In determining whether the government adequately proved the existence of a conspiracy and appellants' participation, we view the evidence in the light most favorable to the government, Glasser v. United States, 315 U.S. 60, 62 S.Ct. 457, 86 L.Ed. 680 (1942), and accept all reasonable inferences and credibility choices which support the jury verdict, United States v. Prout, 526 F.2d 380 (5 Cir. 1976); United States v. Black, 497 F.2d 1039 (5 Cir. 1974). In the instant case, undercover agents Reina and Alonzo had occasion personally to hear and observe appellants and the other co-conspirators. The testimony of these agents about their first-hand observations of the conspirators, as well as evidence adduced from surveillance operations, was sufficient to make a prima facie showing of the existence of a conspiracy and the appellants' willing participation therein independent of any hearsay statements by co-conspirators. The evidence at trial also established numerous overt acts committed by the various conspirators in furtherance of their plan to distribute heroin to Officer Reina, including several telephone conversations and various meetings to discuss and arrange the sale. Because of their inability to obtain heroin, the conspirators were unable to consummate the planned transaction. Success, however, is not an essential element for a conspiracy conviction, United States v.
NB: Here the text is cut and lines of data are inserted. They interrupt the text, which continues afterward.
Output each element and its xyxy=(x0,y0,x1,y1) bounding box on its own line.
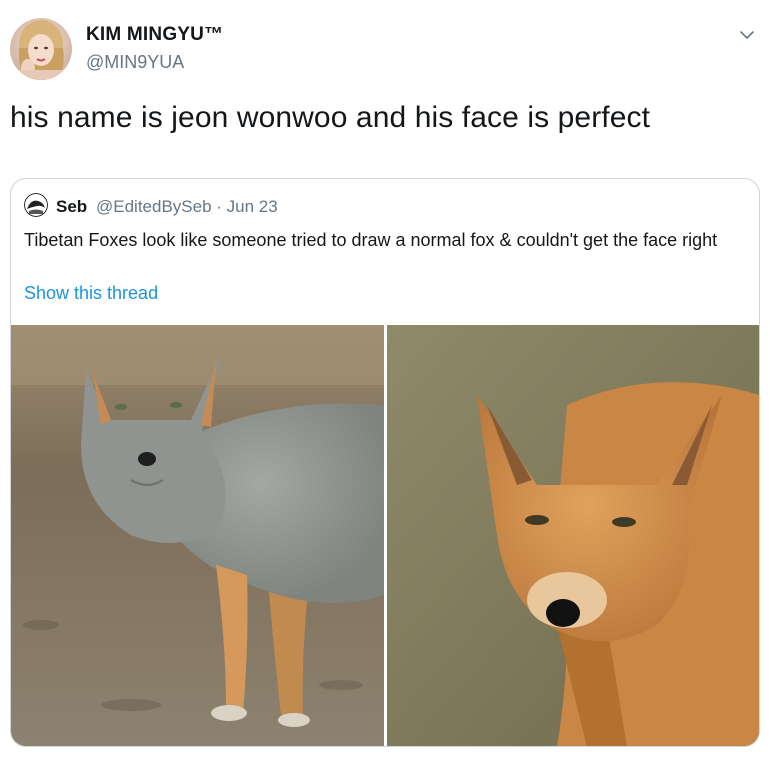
media-photo-grey-fox[interactable] xyxy=(11,325,384,746)
show-thread-link[interactable]: Show this thread xyxy=(24,283,158,304)
quoted-author-name[interactable]: Seb xyxy=(56,197,87,217)
chevron-down-icon[interactable] xyxy=(736,24,758,46)
profile-photo-icon xyxy=(10,18,72,80)
grey-fox-photo-icon xyxy=(11,325,384,746)
quoted-tweet-card[interactable]: Seb @EditedBySeb · Jun 23 Tibetan Foxes … xyxy=(10,178,760,747)
author-avatar[interactable] xyxy=(10,18,72,80)
quoted-author-avatar[interactable] xyxy=(24,193,48,217)
quoted-author-meta[interactable]: @EditedBySeb · Jun 23 xyxy=(96,197,278,217)
quoted-tweet-text: Tibetan Foxes look like someone tried to… xyxy=(24,230,718,250)
orange-fox-photo-icon xyxy=(387,325,759,746)
tweet-text: his name is jeon wonwoo and his face is … xyxy=(10,101,651,134)
media-photo-orange-fox[interactable] xyxy=(387,325,759,746)
profile-photo-icon xyxy=(24,193,48,217)
author-display-name[interactable]: KIM MINGYU™ xyxy=(86,24,223,46)
tweet: KIM MINGYU™ @MIN9YUA his name is jeon wo… xyxy=(0,0,770,762)
author-handle[interactable]: @MIN9YUA xyxy=(86,52,184,73)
Jacobs, 451 F.2d 530 (5 Cir. 1971), cert. denied, 405 U.S. 955, 92 S.Ct. 1170, 31 L.Ed.2d 231 (1972); and the government's proof of conspiracy and appellants' participation was clearly sufficient in the instant case.
Appellants' final point of error challenges the trial court's failure to strike portions of the indictment and testimony at trial relating to the actions of co-conspirators Trevino and Acuna in meeting with officer Reina and selling heroin to him subsequent to the aborted transaction in which appellants had participated. Although the legal basis of appellants' attack is not clearly specified, they apparently object that these allegations and proofs related to a later, separate conspiracy in which they were not involved. Most likely, the subsequent successful distribution by Trevino and Acuna was simply the consummation of the conspirators' original agreement to sell heroin to Officer Reina. See United States v. Perez, 489 F.2d 51 (5 Cir. 1973), cert. denied, 417 U.S. 945, 94 S.Ct. 3067, 41 L.Ed.2d 664 (1974), for distinctions between single and multiple conspiracies. However, even if the evidence established more than one conspiracy, the law is well settled that appellants' convictions may stand because they were proved guilty of participation in at least one of the conspiracies. United States v. Wayman, 510 F.2d 1020 (5 Cir.), cert. denied, 423 U.S. 846, 96 S.Ct. 84, 46 L.Ed.2d 67 (1975); Robinson v. United States, 333 F.2d 950 (5 Cir. 1964); Jolley v. United States, 232 F.2d 83 (5 Cir. 1960).
Finding all of appellants' claims of error without merit, we affirm their convictions.